Yapı alanı, Denizli Kent kurgusu içinde birçok ana arterin kesişim noktasında, meydanlaşamamış bir merkez görünümündedir. Kentin mimari dokusu düşünüldüğünde, bu mekan, kültürel, sosyal ve siyasal ilişkilerin birleştiği veya başladığı, insan öncelikli kentsel bir eşik olma potansiyelindedir. Proje, bu potansiyeli, insan, kentsel yaşam ve kamusal mekan girdilerini esas alarak kurgulanmıştır.
Yapı, kendini konumlandırırken, bulunduğu çevrenin, kentin dokusu içerisindeki önemini dikkate alarak, kendini maksimum kamusal alan yaratabilmek adına, olabildiğince geri çeker.
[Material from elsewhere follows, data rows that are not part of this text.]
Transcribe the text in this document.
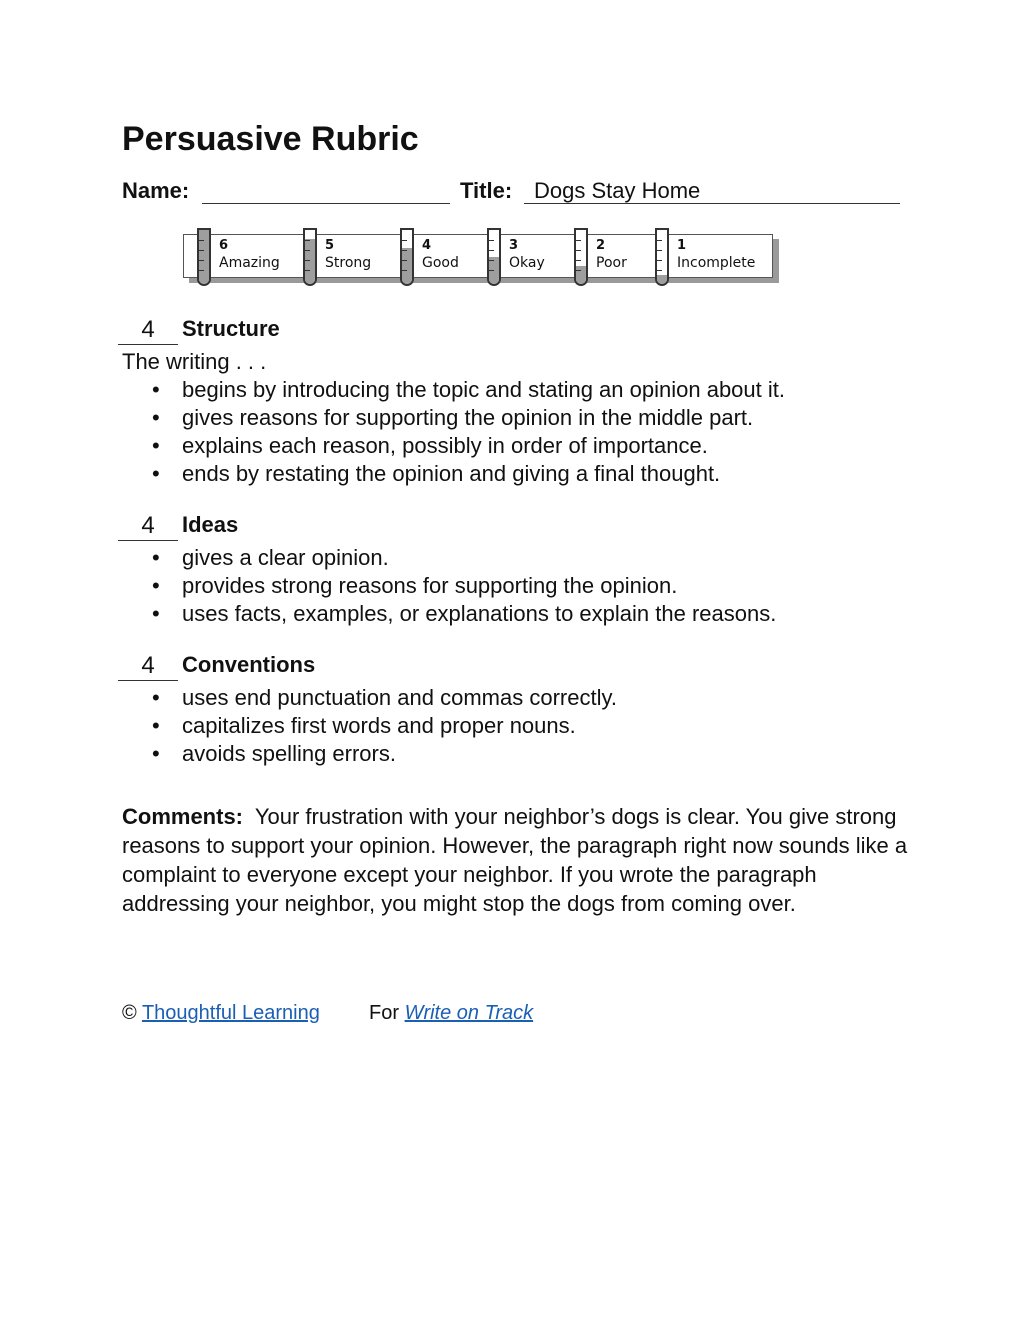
Persuasive Rubric
Name:	Title: Dogs Stay Home
6
Amazing
5
Strong
4
Good
3
Okay
2
Poor
1
Incomplete
4	Structure
The writing . . .
• begins by introducing the topic and stating an opinion about it.
• gives reasons for supporting the opinion in the middle part.
• explains each reason, possibly in order of importance.
• ends by restating the opinion and giving a final thought.
4	Ideas
• gives a clear opinion.
• provides strong reasons for supporting the opinion.
• uses facts, examples, or explanations to explain the reasons.
4	Conventions
• uses end punctuation and commas correctly.
• capitalizes first words and proper nouns.
• avoids spelling errors.

Comments: Your frustration with your neighbor’s dogs is clear. You give strong reasons to support your opinion. However, the paragraph right now sounds like a complaint to everyone except your neighbor. If you wrote the paragraph addressing your neighbor, you might stop the dogs from coming over.

© Thoughtful Learning For Write on Track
Bu geri çekilmeyi, yatayda oluşturduğu kentsel mekanları da içine alarak, üçüncü boyutta devam ettirir ve kendini simgeleştirir. Bina üçüncü boyuttaki tavrı ile kentsel yönetimin simgesi olması yanında, kent merkezi ve yarattığı kentsel eşik için bir nirengi noktası özelliğindedir.
Kentsel eşik, etrafına farklı karakterlerdeki mekanları toplar. Delikli Çınar Yeni Camii eşikle ilişkisini avlu niteliğindeki peyzajıyla kurarken, GMK Bulvarı ve Lise Caddesine paralel uzanan Eflatun Sokak ve devamında bulunan yaya akslarının açılımı da eşiktendir. Eşik aynı zamanda kent ulaşımı için de bir iniş platformudur. Bu platform farklı kotlara bağlantıları ve açılımlarıyla kendi içerisinde de kentsel teraslar ve yüzeyler oluşturur.
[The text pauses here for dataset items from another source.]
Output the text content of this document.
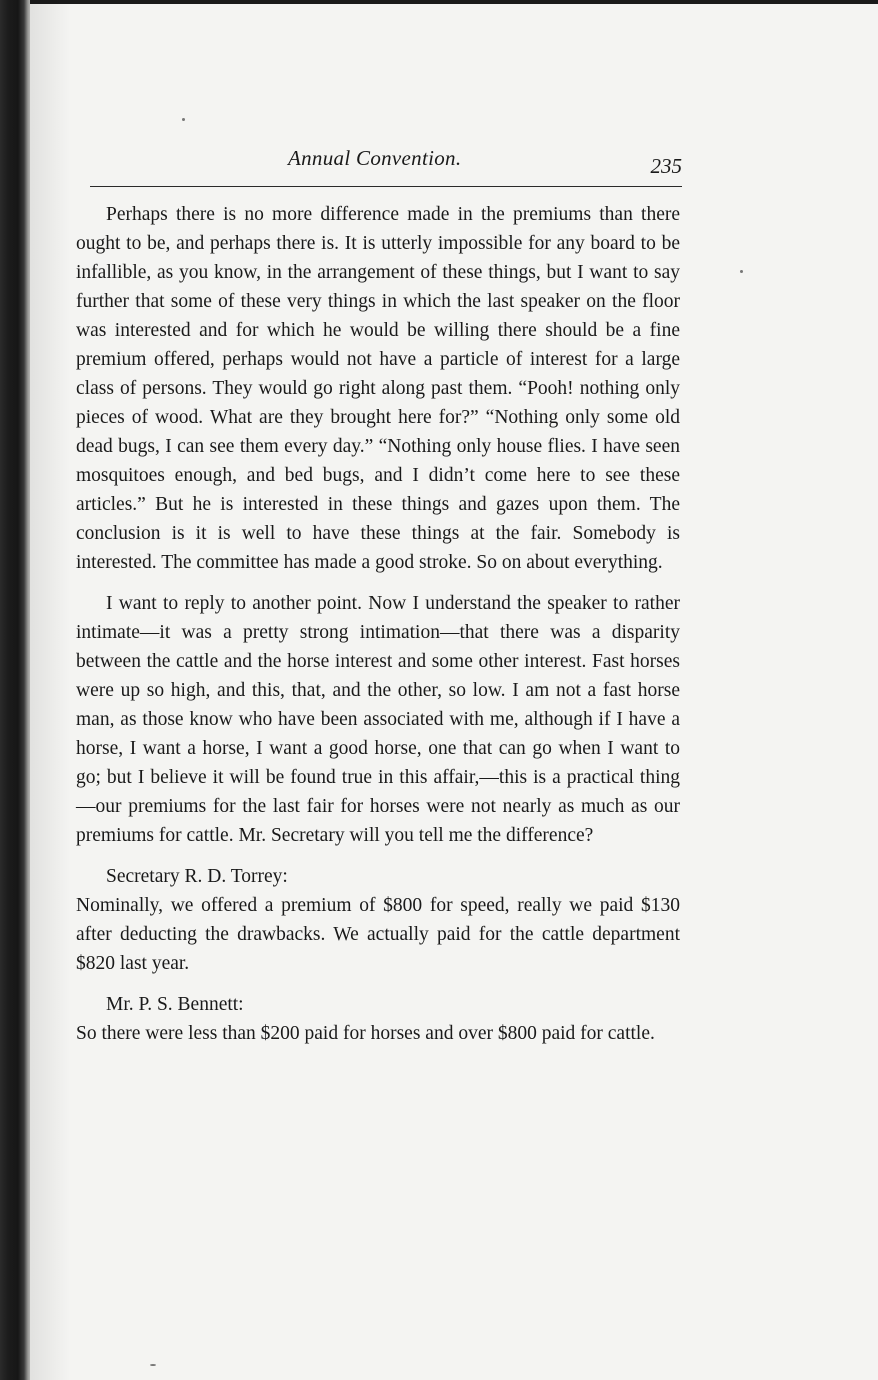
Annual Convention.	235

Perhaps there is no more difference made in the premiums than there ought to be, and perhaps there is. It is utterly impossible for any board to be infallible, as you know, in the arrangement of these things, but I want to say further that some of these very things in which the last speaker on the floor was interested and for which he would be willing there should be a fine premium offered, perhaps would not have a particle of interest for a large class of persons. They would go right along past them. “Pooh! nothing only pieces of wood. What are they brought here for?” “Nothing only some old dead bugs, I can see them every day.” “Nothing only house flies. I have seen mosquitoes enough, and bed bugs, and I didn’t come here to see these articles.” But he is interested in these things and gazes upon them. The conclusion is it is well to have these things at the fair. Somebody is interested. The committee has made a good stroke. So on about everything.

I want to reply to another point. Now I understand the speaker to rather intimate—it was a pretty strong intimation—that there was a disparity between the cattle and the horse interest and some other interest. Fast horses were up so high, and this, that, and the other, so low. I am not a fast horse man, as those know who have been associated with me, although if I have a horse, I want a horse, I want a good horse, one that can go when I want to go; but I believe it will be found true in this affair,—this is a practical thing—our premiums for the last fair for horses were not nearly as much as our premiums for cattle. Mr. Secretary will you tell me the difference?

Secretary R. D. Torrey:

Nominally, we offered a premium of $800 for speed, really we paid $130 after deducting the drawbacks. We actually paid for the cattle department $820 last year.

Mr. P. S. Bennett:

So there were less than $200 paid for horses and over $800 paid for cattle.
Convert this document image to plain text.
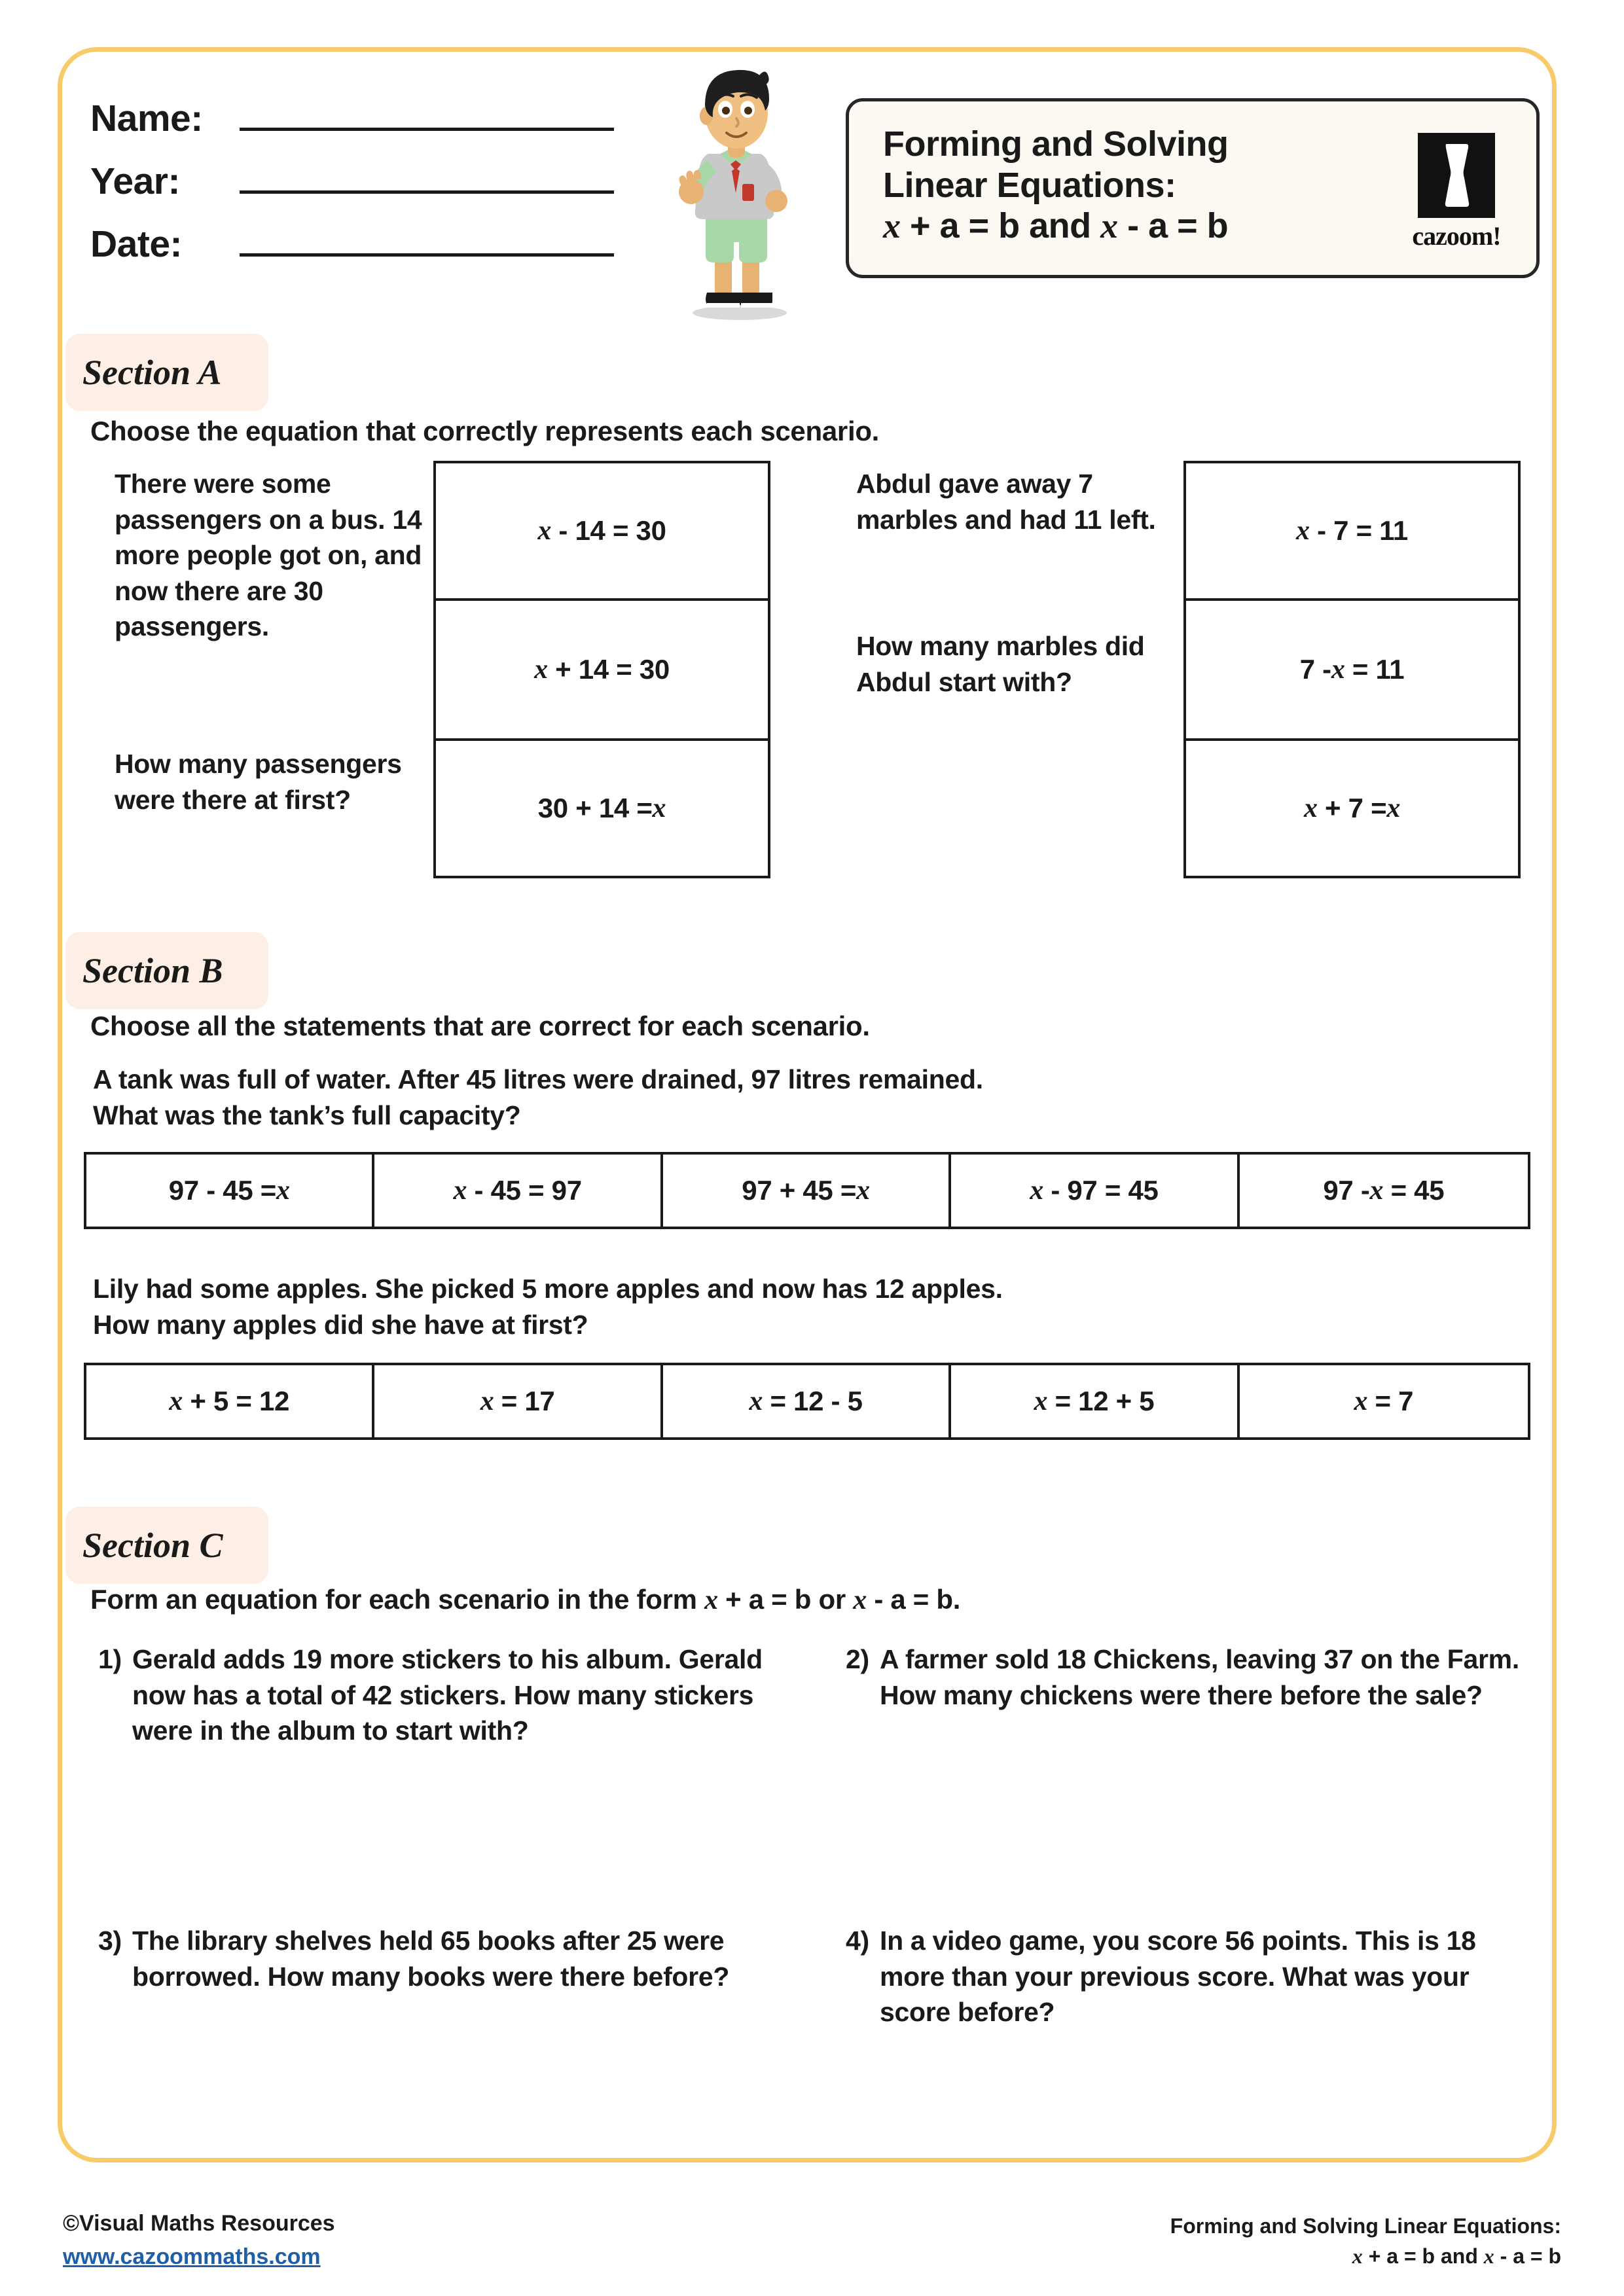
Name:
Year:
Date:
Forming and Solving
Linear Equations:
x + a = b and x - a = b	cazoom!
Section A
Choose the equation that correctly represents each scenario.
There were some passengers on a bus. 14 more people got on, and now there are 30 passengers.
How many passengers were there at first?
x - 14 = 30
x + 14 = 30
30 + 14 = x
Abdul gave away 7 marbles and had 11 left.
How many marbles did Abdul start with?
x - 7 = 11
7 - x = 11
x + 7 = x
Section B
Choose all the statements that are correct for each scenario.
A tank was full of water. After 45 litres were drained, 97 litres remained.
What was the tank’s full capacity?
97 - 45 = x	x - 45 = 97	97 + 45 = x	x - 97 = 45	97 - x = 45
Lily had some apples. She picked 5 more apples and now has 12 apples.
How many apples did she have at first?
x + 5 = 12	x = 17	x = 12 - 5	x = 12 + 5	x = 7
Section C
Form an equation for each scenario in the form x + a = b or x - a = b.
1) Gerald adds 19 more stickers to his album. Gerald now has a total of 42 stickers. How many stickers were in the album to start with?
2) A farmer sold 18 Chickens, leaving 37 on the Farm. How many chickens were there before the sale?
3) The library shelves held 65 books after 25 were borrowed. How many books were there before?
4) In a video game, you score 56 points. This is 18 more than your previous score. What was your score before?
©Visual Maths Resources
www.cazoommaths.com
Forming and Solving Linear Equations:
x + a = b and x - a = b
Kamusal alan kurgusu kendisini yatayda konferans ve sergi bölümünü, dikeyde de kütüphane, bekleme ve dolaşım gibi yine kamusal mekanları içine alarak devam ettirir ve yemek salonuyla son bulur. Bu kütlesel sonlanış aynı zamanda hizmet birimleri ile başkanlık ve belediye meclisi bölümlerini idari olarak birbirinden ayırırken sosyal olarak buluşturur. Bu kütlesel kurgu çalışma saatleri içinde kamusal mekan ve hizmet birimlerini birlikte yaşatmasının yanında, mesai saatleri dışında kamusal mekanların özerk olarak çalışmasına imkan verir.
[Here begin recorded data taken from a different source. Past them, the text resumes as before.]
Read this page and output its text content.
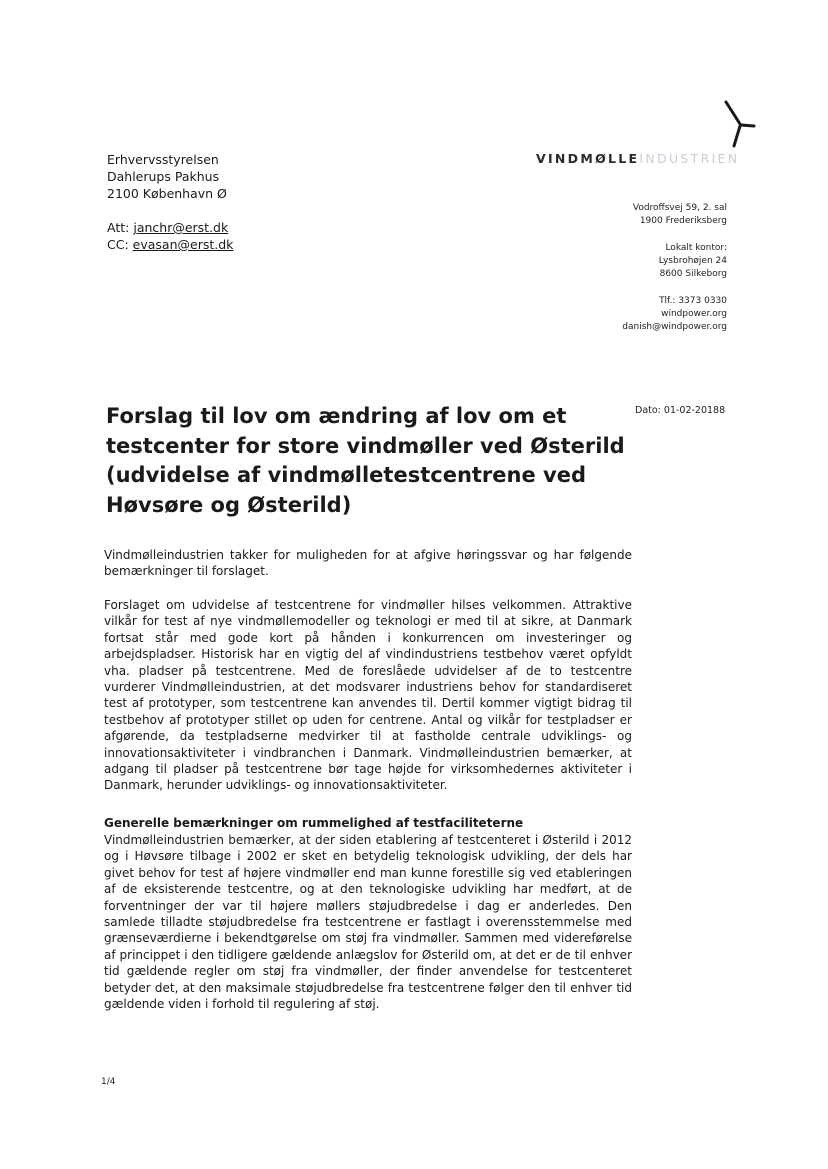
Erhvervsstyrelsen
Dahlerups Pakhus
2100 København Ø
Att: janchr@erst.dk
CC: evasan@erst.dk
VINDMØLLEINDUSTRIEN
Vodroffsvej 59, 2. sal
1900 Frederiksberg
Lokalt kontor:
Lysbrohøjen 24
8600 Silkeborg
Tlf.: 3373 0330
windpower.org
danish@windpower.org
Dato: 01-02-20188
Forslag til lov om ændring af lov om et testcenter for store vindmøller ved Østerild (udvidelse af vindmølletestcentrene ved Høvsøre og Østerild)

Vindmølleindustrien takker for muligheden for at afgive høringssvar og har følgende bemærkninger til forslaget.

Forslaget om udvidelse af testcentrene for vindmøller hilses velkommen. Attraktive vilkår for test af nye vindmøllemodeller og teknologi er med til at sikre, at Danmark fortsat står med gode kort på hånden i konkurrencen om investeringer og arbejdspladser. Historisk har en vigtig del af vindindustriens testbehov været opfyldt vha. pladser på testcentrene. Med de foreslåede udvidelser af de to testcentre vurderer Vindmølleindustrien, at det modsvarer industriens behov for standardiseret test af prototyper, som testcentrene kan anvendes til. Dertil kommer vigtigt bidrag til testbehov af prototyper stillet op uden for centrene. Antal og vilkår for testpladser er afgørende, da testpladserne medvirker til at fastholde centrale udviklings- og innovationsaktiviteter i vindbranchen i Danmark. Vindmølleindustrien bemærker, at adgang til pladser på testcentrene bør tage højde for virksomhedernes aktiviteter i Danmark, herunder udviklings- og innovationsaktiviteter.

Generelle bemærkninger om rummelighed af testfaciliteterne

Vindmølleindustrien bemærker, at der siden etablering af testcenteret i Østerild i 2012 og i Høvsøre tilbage i 2002 er sket en betydelig teknologisk udvikling, der dels har givet behov for test af højere vindmøller end man kunne forestille sig ved etableringen af de eksisterende testcentre, og at den teknologiske udvikling har medført, at de forventninger der var til højere møllers støjudbredelse i dag er anderledes. Den samlede tilladte støjudbredelse fra testcentrene er fastlagt i overensstemmelse med grænseværdierne i bekendtgørelse om støj fra vindmøller. Sammen med videreførelse af princippet i den tidligere gældende anlægslov for Østerild om, at det er de til enhver tid gældende regler om støj fra vindmøller, der finder anvendelse for testcenteret betyder det, at den maksimale støjudbredelse fra testcentrene følger den til enhver tid gældende viden i forhold til regulering af støj.

1/4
Yapı kendini, oluşturulan kentsel platform ile üç ayrı noktada ilişkilendirir. İlki yapının meydana yönelen, konferans ve sergi bölümündendir. Ana girişle de bağlantılı olan bu kısım, tekil olarak çalışma olanağına da sahiptir. Bu bölüm aynı zamanda cephesiyle binanın ana girişine yönlendirme sağlar. Tasarım arazideki seviye farklarından yararlanarak Başkanlık ve Protokol girişini ana girişle görsel ilişkili olan bir üst kottan sağlar.
Ana kütle, prensip olarak batıda servis çekirdeği ve dolaşım, doğuda ise idari ofisler ve başkanlık birimleri kurgusuna sahiptir. Bu kurgu batıda idari ofisler ve başkanlık birimleri için, bir tampon bölge oluştururken, doğu yönünde ise maksimum doğal ışık ve meydan bakısı sağlar. Dolaşım çekirdeği içerisinde, halkla bire bir ilgili olan birimlerde bekleme kısımları, daha özel çalışma ihtiyacı olan idari ofislerde ise, çalışanlar için dinlenme ve sosyalleşme mekanları düşünülmüştür. Kütleyi fonksiyonel olarak ikiye ayıran yemek salonu katı üzerinde, bulunan başkanlık makam ve birimleri ile belediye meclisi, kentin ve kentlinin temsil edildiği simgesel bir mekan olarak, kendini üçüncü boyutta kütlesel olarak gösterir.
Taşıyıcı sistem olarak, yapının mimari ve geometrik yapısına uygun, ekonomik, uygulama kolaylığı olan ve deprem açısından da güvenli bir sistem olan betonarme karkas ve plak-kiriş döşeme sistemi kullanılmıştır. Cephede ise Transparan Spider taşıyıcı elemanlı cam cephe sistemi ve beton görünümlü modüler dış cephe kaplaması düşünülmüştür. Bu kurgu ile doğu ve güney cephelerde daha geçirgen, kuzey ve batı cephelerde ise daha kütlesel cepheler oluşturulması yapının ısıtma ve soğutma giderlerini azaltmada katkı sağlamaktadır. Yapının genel yönelimi, doğal ışığın ve güneş enerjisinin kullanımını maksimize ederek yapı ekonomisine katkı sağlar.